Independence of Positive and Negative Symptoms in a Population of Schizophrenic Patients

Abstract
Numberous recent studies have divided schizophrenic patients into subgroups based on a predominance of positive or negative symptoms. These works often assume that these symptoms are distributed discontinuously or inversely. In the present work, we sought relationships between positive and negative schizophrenic symptoms in a medication-free inpatient population of schizophrenic patients (N = 61). Measures of positive and negative symptoms were derived from clinical ratings using the Brief Psychiartic Rating Scale. No correlations were found between positive and negative symptoms in the entire group, or in subgroups defined by duration of illness or diagnostic subtype. Furthermore, no correlations were found between positive or negative symptoms and age, age at onset of illness, or duration of illness.

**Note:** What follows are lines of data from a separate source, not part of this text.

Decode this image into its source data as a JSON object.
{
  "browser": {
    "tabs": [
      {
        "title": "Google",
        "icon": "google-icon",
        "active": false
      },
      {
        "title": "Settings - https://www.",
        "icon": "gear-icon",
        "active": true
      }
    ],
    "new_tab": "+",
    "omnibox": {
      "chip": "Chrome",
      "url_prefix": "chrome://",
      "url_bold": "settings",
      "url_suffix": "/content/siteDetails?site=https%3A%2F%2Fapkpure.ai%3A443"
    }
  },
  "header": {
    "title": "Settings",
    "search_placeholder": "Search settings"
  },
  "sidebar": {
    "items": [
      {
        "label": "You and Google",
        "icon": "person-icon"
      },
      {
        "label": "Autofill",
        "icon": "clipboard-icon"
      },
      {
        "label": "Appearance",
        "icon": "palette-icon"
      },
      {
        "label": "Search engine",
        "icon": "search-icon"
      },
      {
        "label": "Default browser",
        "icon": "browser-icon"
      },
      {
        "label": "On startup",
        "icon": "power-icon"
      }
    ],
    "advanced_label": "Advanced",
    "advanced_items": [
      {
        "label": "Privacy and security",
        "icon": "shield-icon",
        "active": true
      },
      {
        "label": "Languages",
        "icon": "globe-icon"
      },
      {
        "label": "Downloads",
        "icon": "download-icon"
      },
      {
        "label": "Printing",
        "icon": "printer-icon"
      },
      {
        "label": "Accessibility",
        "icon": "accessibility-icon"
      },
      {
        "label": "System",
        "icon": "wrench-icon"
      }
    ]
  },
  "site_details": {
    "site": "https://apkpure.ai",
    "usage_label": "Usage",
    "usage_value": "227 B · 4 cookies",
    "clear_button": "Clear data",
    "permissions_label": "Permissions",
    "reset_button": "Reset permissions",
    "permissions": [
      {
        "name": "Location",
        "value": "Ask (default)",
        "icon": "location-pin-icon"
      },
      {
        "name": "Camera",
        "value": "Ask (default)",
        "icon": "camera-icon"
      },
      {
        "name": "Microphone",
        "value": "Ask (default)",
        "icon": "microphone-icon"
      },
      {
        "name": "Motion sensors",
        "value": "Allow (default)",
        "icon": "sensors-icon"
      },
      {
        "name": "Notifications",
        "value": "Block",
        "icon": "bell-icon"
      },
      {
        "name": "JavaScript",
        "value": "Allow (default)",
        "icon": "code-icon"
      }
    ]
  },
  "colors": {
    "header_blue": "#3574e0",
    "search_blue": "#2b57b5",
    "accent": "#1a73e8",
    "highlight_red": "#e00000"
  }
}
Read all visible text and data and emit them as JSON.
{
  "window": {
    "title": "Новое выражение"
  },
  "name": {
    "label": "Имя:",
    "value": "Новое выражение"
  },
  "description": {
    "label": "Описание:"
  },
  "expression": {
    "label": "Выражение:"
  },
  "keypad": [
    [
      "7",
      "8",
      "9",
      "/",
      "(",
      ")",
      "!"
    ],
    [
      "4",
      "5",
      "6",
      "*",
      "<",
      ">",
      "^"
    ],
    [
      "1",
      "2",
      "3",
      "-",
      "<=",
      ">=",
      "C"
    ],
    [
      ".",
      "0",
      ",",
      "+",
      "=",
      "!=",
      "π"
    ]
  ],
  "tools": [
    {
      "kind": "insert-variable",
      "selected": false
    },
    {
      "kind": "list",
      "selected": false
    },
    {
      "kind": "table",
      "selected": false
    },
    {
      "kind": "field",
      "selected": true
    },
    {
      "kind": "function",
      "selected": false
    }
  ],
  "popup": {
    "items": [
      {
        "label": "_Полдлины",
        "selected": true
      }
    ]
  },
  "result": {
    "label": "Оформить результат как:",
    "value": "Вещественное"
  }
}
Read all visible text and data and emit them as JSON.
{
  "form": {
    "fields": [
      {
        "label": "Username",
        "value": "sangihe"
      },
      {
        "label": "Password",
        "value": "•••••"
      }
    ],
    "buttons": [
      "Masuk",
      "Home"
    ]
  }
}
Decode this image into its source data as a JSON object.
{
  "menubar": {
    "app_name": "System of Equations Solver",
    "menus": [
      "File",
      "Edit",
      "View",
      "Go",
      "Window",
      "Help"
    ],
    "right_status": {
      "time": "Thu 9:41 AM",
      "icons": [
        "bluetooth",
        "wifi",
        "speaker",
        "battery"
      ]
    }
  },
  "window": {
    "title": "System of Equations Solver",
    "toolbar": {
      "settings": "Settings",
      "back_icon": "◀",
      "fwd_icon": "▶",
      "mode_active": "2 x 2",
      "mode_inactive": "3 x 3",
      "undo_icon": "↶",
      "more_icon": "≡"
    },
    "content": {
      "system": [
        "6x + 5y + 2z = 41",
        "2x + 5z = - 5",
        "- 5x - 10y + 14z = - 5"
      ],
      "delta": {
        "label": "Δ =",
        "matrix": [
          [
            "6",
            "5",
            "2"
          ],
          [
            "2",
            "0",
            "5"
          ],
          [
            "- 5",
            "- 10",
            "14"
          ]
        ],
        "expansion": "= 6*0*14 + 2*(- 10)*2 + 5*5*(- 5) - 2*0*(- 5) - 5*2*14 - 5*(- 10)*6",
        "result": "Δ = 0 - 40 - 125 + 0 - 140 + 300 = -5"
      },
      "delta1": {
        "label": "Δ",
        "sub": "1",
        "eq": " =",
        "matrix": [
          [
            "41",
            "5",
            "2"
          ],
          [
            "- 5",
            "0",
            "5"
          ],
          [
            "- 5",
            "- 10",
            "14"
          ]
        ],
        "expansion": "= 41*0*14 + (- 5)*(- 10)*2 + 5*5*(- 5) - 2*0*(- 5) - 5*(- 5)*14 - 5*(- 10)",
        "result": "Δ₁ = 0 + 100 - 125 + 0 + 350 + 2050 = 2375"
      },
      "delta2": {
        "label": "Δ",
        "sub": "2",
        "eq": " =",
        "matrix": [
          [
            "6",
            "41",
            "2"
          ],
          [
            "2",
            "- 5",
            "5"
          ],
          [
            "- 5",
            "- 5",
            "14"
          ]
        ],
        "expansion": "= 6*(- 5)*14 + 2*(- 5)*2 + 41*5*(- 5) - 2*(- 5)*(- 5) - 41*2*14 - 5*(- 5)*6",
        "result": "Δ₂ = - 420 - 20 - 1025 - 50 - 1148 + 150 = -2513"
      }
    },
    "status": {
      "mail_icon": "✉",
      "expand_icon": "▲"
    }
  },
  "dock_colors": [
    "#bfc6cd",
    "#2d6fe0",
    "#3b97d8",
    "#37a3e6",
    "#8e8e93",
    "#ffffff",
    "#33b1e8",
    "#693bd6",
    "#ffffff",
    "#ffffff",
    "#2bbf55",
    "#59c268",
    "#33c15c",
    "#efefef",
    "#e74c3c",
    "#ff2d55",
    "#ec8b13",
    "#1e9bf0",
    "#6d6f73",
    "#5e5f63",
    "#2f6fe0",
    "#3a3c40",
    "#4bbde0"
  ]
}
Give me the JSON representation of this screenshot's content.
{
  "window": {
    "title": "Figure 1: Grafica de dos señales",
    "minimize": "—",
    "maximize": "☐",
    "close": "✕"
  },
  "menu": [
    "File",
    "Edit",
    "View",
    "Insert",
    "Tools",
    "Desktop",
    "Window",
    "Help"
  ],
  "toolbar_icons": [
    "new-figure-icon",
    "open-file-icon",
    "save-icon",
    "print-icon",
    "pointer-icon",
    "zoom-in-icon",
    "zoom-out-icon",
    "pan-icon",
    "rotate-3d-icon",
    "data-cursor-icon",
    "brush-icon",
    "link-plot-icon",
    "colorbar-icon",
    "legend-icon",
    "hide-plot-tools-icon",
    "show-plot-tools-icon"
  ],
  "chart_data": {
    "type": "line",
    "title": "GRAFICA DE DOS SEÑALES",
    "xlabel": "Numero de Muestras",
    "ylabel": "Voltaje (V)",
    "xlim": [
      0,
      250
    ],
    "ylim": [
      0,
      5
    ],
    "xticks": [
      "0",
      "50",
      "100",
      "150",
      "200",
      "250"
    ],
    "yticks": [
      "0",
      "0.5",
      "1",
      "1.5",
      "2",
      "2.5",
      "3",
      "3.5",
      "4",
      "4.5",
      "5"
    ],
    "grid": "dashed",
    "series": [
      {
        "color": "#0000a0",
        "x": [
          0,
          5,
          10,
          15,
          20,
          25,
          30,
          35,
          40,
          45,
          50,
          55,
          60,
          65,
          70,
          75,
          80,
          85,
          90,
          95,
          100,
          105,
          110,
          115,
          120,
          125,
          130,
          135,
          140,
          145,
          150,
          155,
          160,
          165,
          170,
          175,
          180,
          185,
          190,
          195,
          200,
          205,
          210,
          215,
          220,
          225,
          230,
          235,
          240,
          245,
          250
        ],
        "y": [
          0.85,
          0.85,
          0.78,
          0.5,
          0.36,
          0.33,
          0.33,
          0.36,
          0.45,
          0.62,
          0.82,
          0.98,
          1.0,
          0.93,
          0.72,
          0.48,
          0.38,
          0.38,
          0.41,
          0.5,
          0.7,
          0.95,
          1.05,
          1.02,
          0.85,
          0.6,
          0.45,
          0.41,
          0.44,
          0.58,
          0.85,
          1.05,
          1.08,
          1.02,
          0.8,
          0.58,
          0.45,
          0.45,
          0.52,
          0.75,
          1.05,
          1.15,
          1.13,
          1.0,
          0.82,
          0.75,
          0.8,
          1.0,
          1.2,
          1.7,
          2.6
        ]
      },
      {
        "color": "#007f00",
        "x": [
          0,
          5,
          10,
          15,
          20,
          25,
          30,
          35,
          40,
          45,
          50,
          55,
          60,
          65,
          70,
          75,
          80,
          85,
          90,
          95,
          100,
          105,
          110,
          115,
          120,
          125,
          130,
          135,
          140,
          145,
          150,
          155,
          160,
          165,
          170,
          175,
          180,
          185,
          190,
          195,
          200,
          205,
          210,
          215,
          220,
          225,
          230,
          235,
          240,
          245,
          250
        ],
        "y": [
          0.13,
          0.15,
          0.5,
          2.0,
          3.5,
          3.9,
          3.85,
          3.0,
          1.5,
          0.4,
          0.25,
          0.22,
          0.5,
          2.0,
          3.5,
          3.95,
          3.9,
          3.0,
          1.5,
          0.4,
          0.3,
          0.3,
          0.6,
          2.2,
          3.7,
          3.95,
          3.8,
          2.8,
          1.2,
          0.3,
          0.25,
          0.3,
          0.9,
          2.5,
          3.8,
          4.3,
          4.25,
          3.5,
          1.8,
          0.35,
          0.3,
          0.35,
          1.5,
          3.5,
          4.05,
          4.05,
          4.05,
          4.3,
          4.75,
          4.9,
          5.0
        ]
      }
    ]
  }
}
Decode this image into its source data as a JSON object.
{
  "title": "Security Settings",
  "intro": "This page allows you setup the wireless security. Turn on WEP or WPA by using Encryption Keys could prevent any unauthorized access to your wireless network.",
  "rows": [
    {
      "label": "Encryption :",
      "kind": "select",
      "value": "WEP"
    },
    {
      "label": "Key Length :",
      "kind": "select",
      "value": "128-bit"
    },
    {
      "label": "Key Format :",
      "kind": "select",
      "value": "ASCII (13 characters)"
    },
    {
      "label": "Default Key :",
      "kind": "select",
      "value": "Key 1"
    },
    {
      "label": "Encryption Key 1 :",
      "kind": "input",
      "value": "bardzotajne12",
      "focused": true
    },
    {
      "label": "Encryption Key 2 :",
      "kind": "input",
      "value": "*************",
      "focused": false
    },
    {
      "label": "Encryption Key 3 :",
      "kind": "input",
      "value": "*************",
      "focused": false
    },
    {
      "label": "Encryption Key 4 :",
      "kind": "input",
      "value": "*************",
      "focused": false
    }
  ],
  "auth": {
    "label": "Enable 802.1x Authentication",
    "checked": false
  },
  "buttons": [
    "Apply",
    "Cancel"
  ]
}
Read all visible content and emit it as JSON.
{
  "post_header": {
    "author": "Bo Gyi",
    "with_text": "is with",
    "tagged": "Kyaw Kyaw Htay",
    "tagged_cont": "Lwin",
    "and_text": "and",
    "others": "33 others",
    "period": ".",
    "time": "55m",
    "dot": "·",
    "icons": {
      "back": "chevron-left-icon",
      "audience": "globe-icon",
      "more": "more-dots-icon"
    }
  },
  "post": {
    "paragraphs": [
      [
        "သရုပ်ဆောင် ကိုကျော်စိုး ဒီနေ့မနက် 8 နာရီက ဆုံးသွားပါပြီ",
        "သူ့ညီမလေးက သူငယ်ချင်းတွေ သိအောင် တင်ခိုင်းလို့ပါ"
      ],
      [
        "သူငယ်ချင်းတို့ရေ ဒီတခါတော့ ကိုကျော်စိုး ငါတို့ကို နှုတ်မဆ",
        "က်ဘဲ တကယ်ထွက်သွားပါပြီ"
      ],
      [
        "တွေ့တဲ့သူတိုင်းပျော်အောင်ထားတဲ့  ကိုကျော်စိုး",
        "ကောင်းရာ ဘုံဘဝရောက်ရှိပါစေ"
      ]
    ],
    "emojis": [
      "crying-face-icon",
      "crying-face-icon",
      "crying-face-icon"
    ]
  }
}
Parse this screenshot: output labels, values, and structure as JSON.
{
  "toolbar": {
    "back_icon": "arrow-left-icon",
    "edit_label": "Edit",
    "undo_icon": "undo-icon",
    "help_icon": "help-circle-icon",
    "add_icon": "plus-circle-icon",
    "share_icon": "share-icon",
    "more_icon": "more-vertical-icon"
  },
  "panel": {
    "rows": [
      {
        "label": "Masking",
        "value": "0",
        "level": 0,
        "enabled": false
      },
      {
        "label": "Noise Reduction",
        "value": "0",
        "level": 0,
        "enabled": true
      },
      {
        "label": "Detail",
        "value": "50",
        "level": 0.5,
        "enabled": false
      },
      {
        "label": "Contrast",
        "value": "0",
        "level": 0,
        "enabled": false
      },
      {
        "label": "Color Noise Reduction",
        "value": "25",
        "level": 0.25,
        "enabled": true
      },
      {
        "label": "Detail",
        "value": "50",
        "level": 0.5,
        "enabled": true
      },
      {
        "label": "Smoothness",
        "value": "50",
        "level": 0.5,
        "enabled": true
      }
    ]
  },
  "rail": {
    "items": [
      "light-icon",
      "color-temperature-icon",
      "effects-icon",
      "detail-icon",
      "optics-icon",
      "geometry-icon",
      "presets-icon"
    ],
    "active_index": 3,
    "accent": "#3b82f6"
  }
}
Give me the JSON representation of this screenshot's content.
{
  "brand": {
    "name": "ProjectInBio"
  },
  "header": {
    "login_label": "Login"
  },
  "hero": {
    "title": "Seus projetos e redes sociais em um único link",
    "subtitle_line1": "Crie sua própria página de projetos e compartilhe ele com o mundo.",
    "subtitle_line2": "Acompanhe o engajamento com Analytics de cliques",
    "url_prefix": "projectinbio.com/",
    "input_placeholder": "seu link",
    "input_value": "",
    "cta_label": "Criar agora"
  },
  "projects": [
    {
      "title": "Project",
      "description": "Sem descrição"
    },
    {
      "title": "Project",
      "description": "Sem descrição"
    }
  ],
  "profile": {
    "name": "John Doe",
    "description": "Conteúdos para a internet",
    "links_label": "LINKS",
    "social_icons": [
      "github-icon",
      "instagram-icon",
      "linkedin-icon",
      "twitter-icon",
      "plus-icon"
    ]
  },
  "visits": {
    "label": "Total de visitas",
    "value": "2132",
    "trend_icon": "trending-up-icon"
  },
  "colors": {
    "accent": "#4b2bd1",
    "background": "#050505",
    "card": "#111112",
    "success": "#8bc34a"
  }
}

These data suggest that positive and negative symptoms vary independently among patients; knowledge about the level of positive symptoms provides no predictive information about negative symptoms. In addition, the distribution of patients showed that a large percentage have a mixture of positive and negative symptoms. Accordingly, methodologies that form restrictive subgroups of patients with exclusively positive or negative symptoms may have little generalizability to schizophrenic populations. The results suggest that schizophrenic patients should not be routinely subtyped as predominantly positive or negative.